In between songs every quote is a reference to the current situation in Iraq. This all started earlier with Jesse Malin apologising for George Bush between every song and getting a section of the audience on his side by screaming, “George Bush is a f***ing c**t” but Tom carried this over into his show and, although never as strong in his language, ( the most direct he managed was, “Tony Blair is really annoying,”) I sensed the same intensity in his feeling and complete bewilderment at the situation. “I’m unfortunate enough to have voted for Tony Blair. But I didn’t just vote for him once, I voted for him twice, which makes me feel like an accomplice.” 


Despite the political viewpoints flying around the evening didn’t quite turn into a Billy Bragg gig and as the night wore on you could sense Tom loosening up a bit. He enjoyed himself enough to play three encores anyway, ending with a wonderful solo stint at the piano for I Ain’t Scared of Lightning. The night ended sometime after midnight and I think everyone went home entertained, but it’s a shame, however understandable, that the problems of the outside world crept into the Melkweg too.




After a night’s rest and a day’s work I’ve now made my way out to the coast, Katwijk to be precise and I’m quite excited about tonight, if only because this venue is a world away from the Melkweg. Scum is a youth club, a hang out for the local skate kids and mischief makers of Katwijk and it’s the last place you’d expect to see a concert. The room the band are playing in is tiny, with the stage taking up half the room and I would guess a capacity of 300 at a push, but even so the place isn’t even half full. Intimate isn’t the word, it’s like watching a band play in your living room.


The guys take the stage and we applaud as wildly as 70 or 80 people can. I’ve seen bands play to small crowds before and look pissed off, but not here. The intense faces sported by the band in the Melkweg last night have turned into beaming smiles. “Good evening!” says Tom and we all have time to reply individually before the band are in place and ready to play.


The set opens with You Only Disappear and it’s a joyous surprise to note that they’ve taken as much care with the sound in this little room as they did in the Melkweg. Again, it’s superb. Karaoke Soul bounds into life next and then Walk to Hawaii follows, getting the night’s first (and only) War reference, “This is a song abut lying on the beach and then as you look out, just on the horizon, you see a mushroom cloud. A cloud caused by Tony Blair and George Bush.”

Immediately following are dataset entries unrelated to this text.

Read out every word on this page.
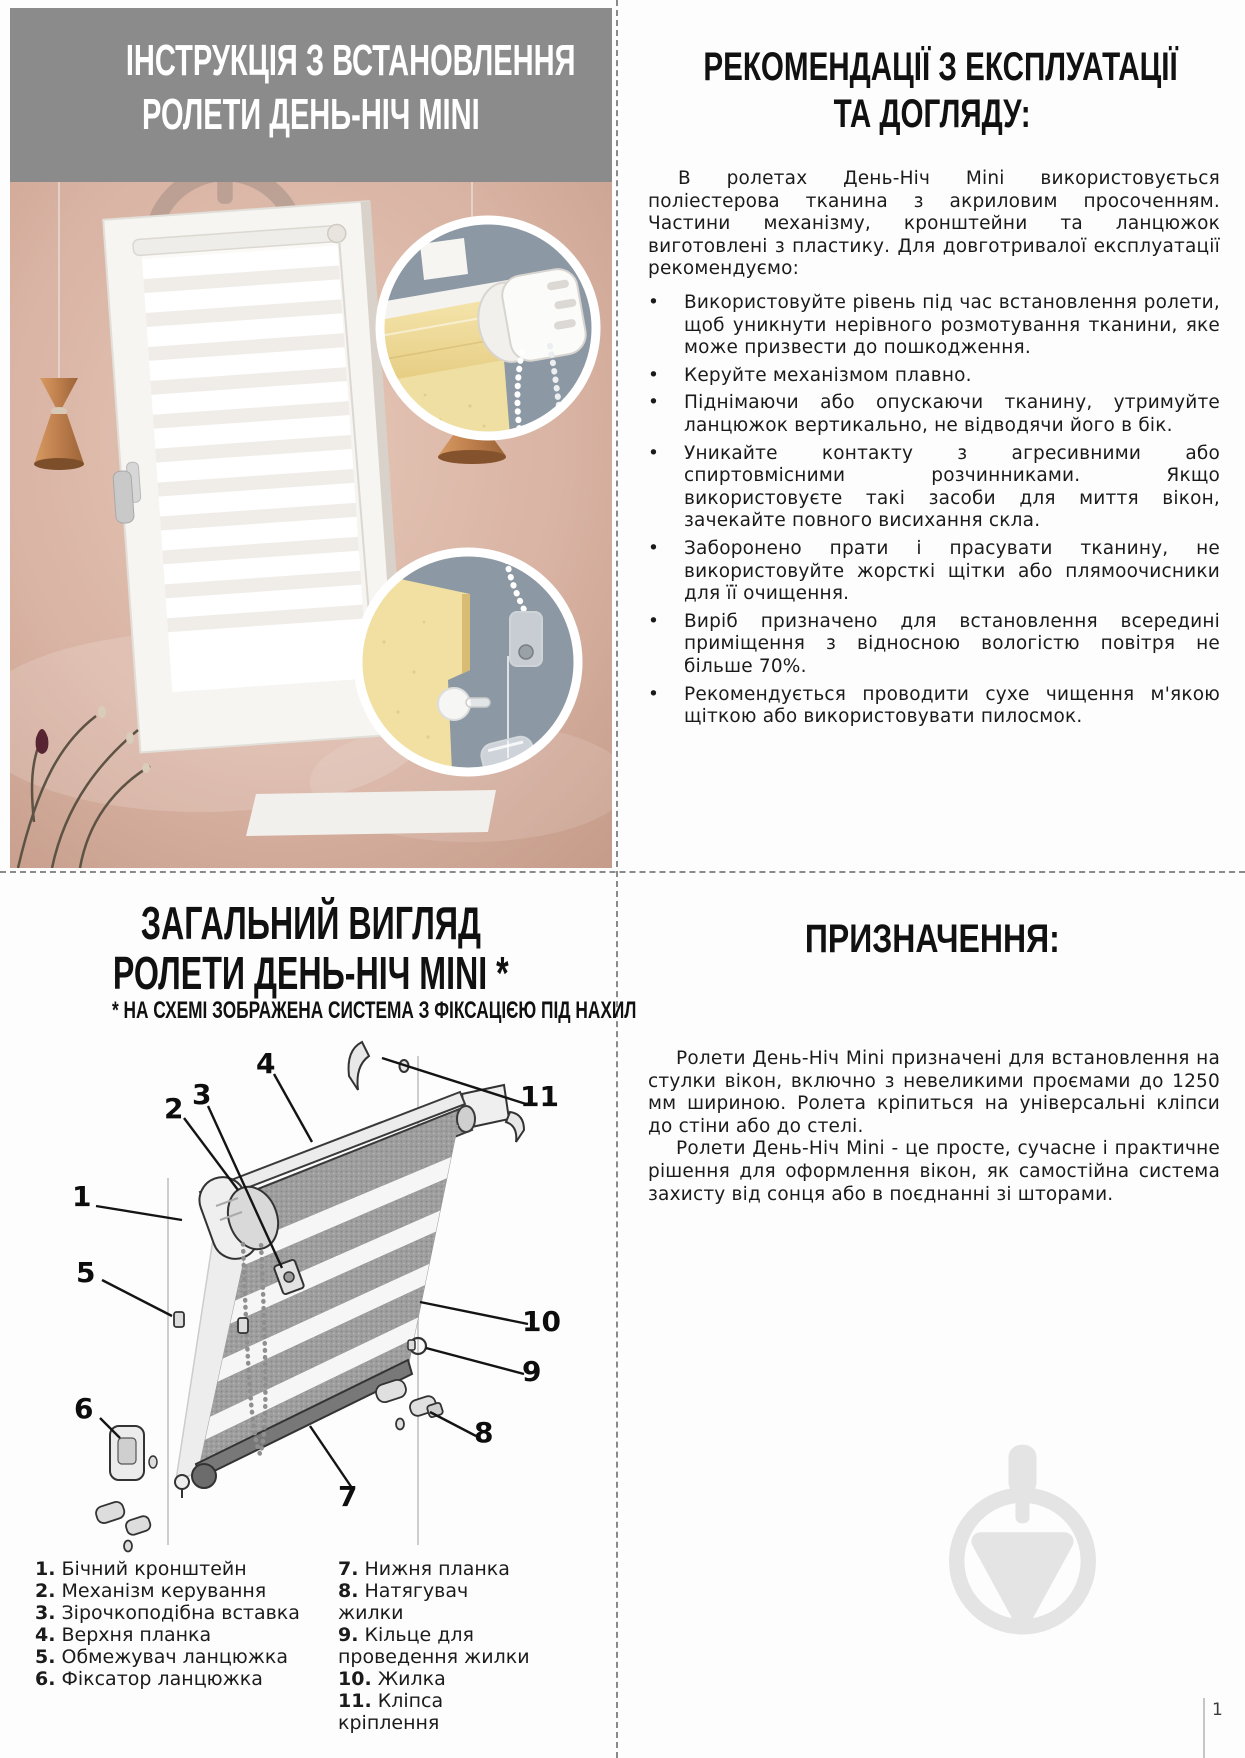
ІНСТРУКЦІЯ З ВСТАНОВЛЕННЯ
РОЛЕТИ ДЕНЬ-НІЧ MINI
РЕКОМЕНДАЦІЇ З ЕКСПЛУАТАЦІЇ
ТА ДОГЛЯДУ:
В ролетах День-Ніч Mini використовується поліестерова тканина з акриловим просоченням. Частини механізму, кронштейни та ланцюжок виготовлені з пластику. Для довготривалої експлуатації рекомендуємо:
•	Використовуйте рівень під час встановлення ролети, щоб уникнути нерівного розмотування тканини, яке може призвести до пошкодження.
•	Керуйте механізмом плавно.
•	Піднімаючи або опускаючи тканину, утримуйте ланцюжок вертикально, не відводячи його в бік.
•	Уникайте контакту з агресивними або спиртовмісними розчинниками. Якщо використовуєте такі засоби для миття вікон, зачекайте повного висихання скла.
•	Заборонено прати і прасувати тканину, не використовуйте жорсткі щітки або плямоочисники для її очищення.
•	Виріб призначено для встановлення всередині приміщення з відносною вологістю повітря не більше 70%.
•	Рекомендується проводити сухе чищення м'якою щіткою або використовувати пилосмок.
ЗАГАЛЬНИЙ ВИГЛЯД
РОЛЕТИ ДЕНЬ-НІЧ MINI *
* НА СХЕМІ ЗОБРАЖЕНА СИСТЕМА З ФІКСАЦІЄЮ ПІД НАХИЛ
1
2 3
4
5
6
7
8
9
10
11
1. Бічний кронштейн
2. Механізм керування
3. Зірочкоподібна вставка
4. Верхня планка
5. Обмежувач ланцюжка
6. Фіксатор ланцюжка
7. Нижня планка
8. Натягувач жилки
9. Кільце для проведення жилки
10. Жилка
11. Кліпса кріплення
ПРИЗНАЧЕННЯ:

Ролети День-Ніч Mini призначені для встановлення на стулки вікон, включно з невеликими проємами до 1250 мм шириною. Ролета кріпиться на універсальні кліпси до стіни або до стелі.

Ролети День-Ніч Mini - це просте, сучасне і практичне рішення для оформлення вікон, як самостійна система захисту від сонця або в поєднанні зі шторами.

1
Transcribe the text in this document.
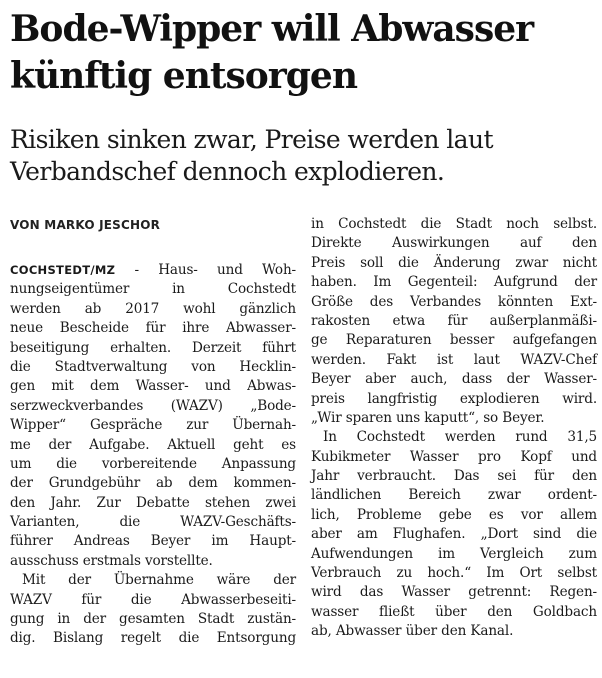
Bode-Wipper will Abwasser
künftig entsorgen
Risiken sinken zwar, Preise werden laut
Verbandschef dennoch explodieren.
VON MARKO JESCHOR
COCHSTEDT/MZ - Haus- und Woh-
nungseigentümer in Cochstedt
werden ab 2017 wohl gänzlich
neue Bescheide für ihre Abwasser-
beseitigung erhalten. Derzeit führt
die Stadtverwaltung von Hecklin-
gen mit dem Wasser- und Abwas-
serzweckverbandes (WAZV) „Bode-
Wipper“ Gespräche zur Übernah-
me der Aufgabe. Aktuell geht es
um die vorbereitende Anpassung
der Grundgebühr ab dem kommen-
den Jahr. Zur Debatte stehen zwei
Varianten, die WAZV-Geschäfts-
führer Andreas Beyer im Haupt-
ausschuss erstmals vorstellte.
Mit der Übernahme wäre der
WAZV für die Abwasserbeseiti-
gung in der gesamten Stadt zustän-
dig. Bislang regelt die Entsorgung
in Cochstedt die Stadt noch selbst.
Direkte Auswirkungen auf den
Preis soll die Änderung zwar nicht
haben. Im Gegenteil: Aufgrund der
Größe des Verbandes könnten Ext-
rakosten etwa für außerplanmäßi-
ge Reparaturen besser aufgefangen
werden. Fakt ist laut WAZV-Chef
Beyer aber auch, dass der Wasser-
preis langfristig explodieren wird.
„Wir sparen uns kaputt“, so Beyer.
In Cochstedt werden rund 31,5
Kubikmeter Wasser pro Kopf und
Jahr verbraucht. Das sei für den
ländlichen Bereich zwar ordent-
lich, Probleme gebe es vor allem
aber am Flughafen. „Dort sind die
Aufwendungen im Vergleich zum
Verbrauch zu hoch.“ Im Ort selbst
wird das Wasser getrennt: Regen-
wasser fließt über den Goldbach
ab, Abwasser über den Kanal.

“Cheers for that Tom!” says some guy at the back and Tom laughs and the atmosphere is restored to it’s pleasant level. A few songs later and Tom pulls Streetlight out of the bag. It’s amazing to think this song is a b-side! Easily my favourite of all his songs it’s a sheer delight. Calm but strong in it’s structure, Tom whispers some of his most touching lyrics whilst plucking gently at his guitar and the cello blends in and out like you’re catching glimpses of it from a mile away. By the end of it we’re all under his spell.


The other wonderful thing about tonight is that I can get to and from the bar easily and the beer is dirt cheap – the result being that by the time they near the end of the set I’m completely rat arsed, and so are the rest of the crowd. It’s Tom’s birthday today and a few people have been nice enough to bring cards and presents, which Tom has placed around the stage. ” It’s been great to come and play here. It’s not often we get to have a day off during a tour, but that’s what today’s felt like. You know, normally we get off the bus in a different city every day and then play and that’s it, but today we get to come here. We’ve had a walk on the beach, a couple of drinks in the afternoon and it’s been wonderful.”It’s an amazing contrast to see thim so relaxed and open compared to the intense, introverted presence he projected last night. ” Anybody been to Brazil?” asks Tom and after chatting with a couple of people who had for a few moments he tells us a story of how he was in Sao Paulo chasing fireworks around town in the hope of finding ‘something to smoke’ and wrote this song whilst running about like a lunatic. The song was Sao Paulo Rain and it doesn’t mention fireworks once. Not that it matters, it’s still a great song.


Tonight’s gig is everything last night was and more. The quality of the playing is astonishing. Clear, precise and impeccably played but there’s a wonderful depth and meaning to each of the songs. Every one bears it’s heart on it’s sleeve and stands confident in doing so. What’s most enjoyable tonight though is the atmosphere. The crowd are warmer than last night, despite being smaller and so are the band. I didn’t expect a long night, but we’re treated to a full 13 song set and then he comes back for an encore. Bloodless is performed solo and shows that the songs from the first album still sound as good next to the new material. The band return for A Day Like Today and Tom says, “I can’t imagine the record company will let us play here again, but I’d like to thank Hugo for bringing us out here.” I get the impression Hugo is the owner or at least manager of Scum and it’s his birthday too! How nice. [correction : turns out his name is Huig; he’s not the owner, he’s a promoter and he was born in August. So what the hell was I talking about when I wrote this?]


The Boy with the Bubblegun rounds off the encore and is another highlight. Soaring into an intense climax it brings the night to a fitting conclusion. Or so I thought as I went once more to the bar. The band came offstage and joined the crowd for a drink and as I’m looking around for Tom he comes back on stage and takes his seat by the piano for two more songs. After that he’s finally finished. He doesn’t wander backstage, just climbs down into the crowd to find a beer. Like I said, Intimate isn’t the word. Although last night was good, tonight’s been so much better. I’ve had a great time and I can tell that the band have too, but how the hell do I get home?